The problem with going to the 20-something well is it’s a shallow well to begin with, and by now it’s already been run dry. There’s no room for it in the modern TV landscape. Audiences are smarter, they need higher stakes that “the perils of modern dating” and “paying rent on time” won’t reach. If you look at today’s TV leaders, you’ll see diversity, you’ll see high concepts, you’ll see comedic characters of all ages or even a mixture of all these components. Shows like Squad Goals were successful in a time when those components were few and far between on the small screen. But now we have Empire and Orange is the New Black. We have Transparent, and Modern Family. We have The Walking Dead, or Game of Thrones. Some of these shows might be marketed to millennials, but they’re definitely not about millennials.

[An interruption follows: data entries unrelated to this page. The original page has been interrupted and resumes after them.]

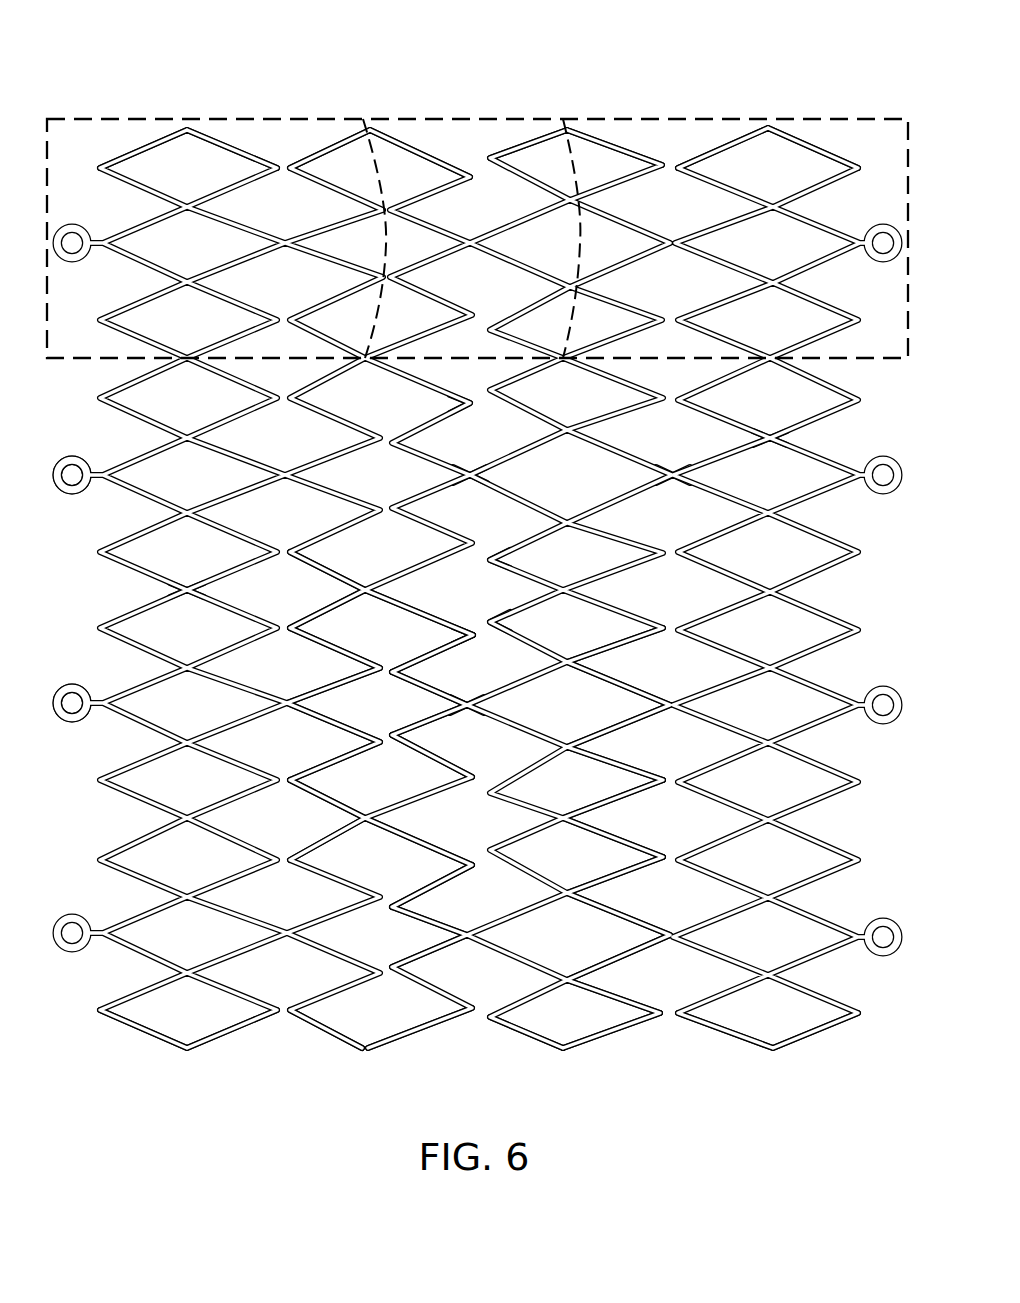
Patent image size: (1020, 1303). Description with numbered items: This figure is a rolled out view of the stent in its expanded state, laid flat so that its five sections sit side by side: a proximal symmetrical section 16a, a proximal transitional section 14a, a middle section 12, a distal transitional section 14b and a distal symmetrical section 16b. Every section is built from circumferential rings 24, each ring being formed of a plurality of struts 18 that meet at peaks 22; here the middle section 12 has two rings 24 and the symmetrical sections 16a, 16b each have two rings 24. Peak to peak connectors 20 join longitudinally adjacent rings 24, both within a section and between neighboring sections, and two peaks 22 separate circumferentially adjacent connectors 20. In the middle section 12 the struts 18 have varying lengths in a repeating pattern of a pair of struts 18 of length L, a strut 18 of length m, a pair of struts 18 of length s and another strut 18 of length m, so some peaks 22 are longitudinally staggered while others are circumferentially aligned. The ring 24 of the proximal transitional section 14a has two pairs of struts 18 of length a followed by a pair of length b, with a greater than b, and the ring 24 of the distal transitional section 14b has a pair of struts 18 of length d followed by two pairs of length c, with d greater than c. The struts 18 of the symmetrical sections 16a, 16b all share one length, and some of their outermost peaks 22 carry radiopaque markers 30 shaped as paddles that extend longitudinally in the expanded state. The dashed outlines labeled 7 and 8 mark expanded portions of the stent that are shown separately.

The section line for FIG. 7 is at (338, 118).
The section line for FIG. 8 is at (680, 118).
The middle section 12 is at (365, 1058).
The proximal transitional section 14a is at (322, 1043).
The distal transitional section 14b is at (625, 1043).
The proximal symmetrical section 16a is at (130, 1042).
The distal symmetrical section 16b is at (710, 1043).
The strut 18 is at (442, 416).
The connector 20 is at (189, 584).
The peak 22 is at (490, 556).
The circumferential ring 24 is at (135, 141).
The radiopaque marker 30 is at (76, 496).
The length a is at (350, 680).
The length b is at (345, 602).
The length c is at (617, 652).
The length d is at (615, 808).
The length l L is at (410, 580).
The length m is at (424, 652).
The length s is at (427, 717).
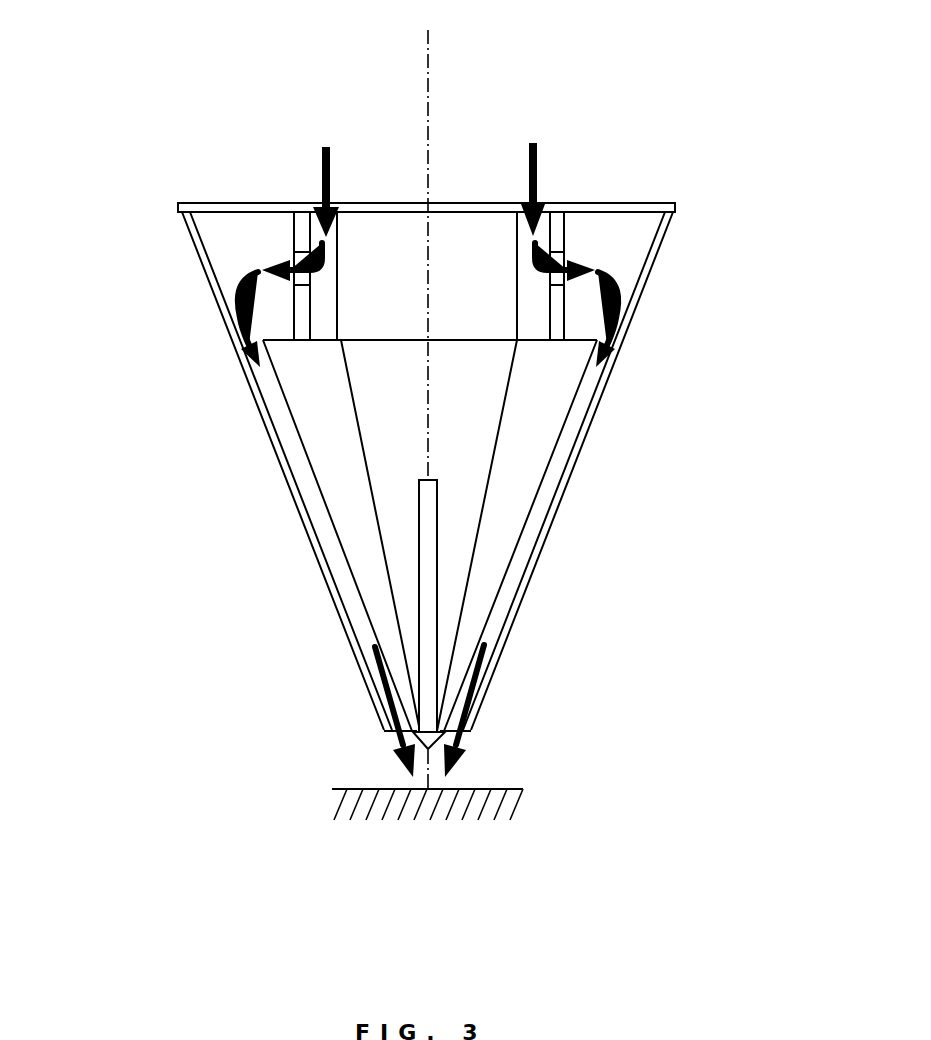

Most importantly, we have options, options that are constantly evolving. That is what makes TV fascinating and incredible right now, the fact we have figured this weird, beautiful little art form and it can only get better from here. Because there is nothing worse than seeing something stuck in a rut, like a 20-something in an apartment building, figuring out it’s time to grow up. Fortunately, television grew up a long time ago.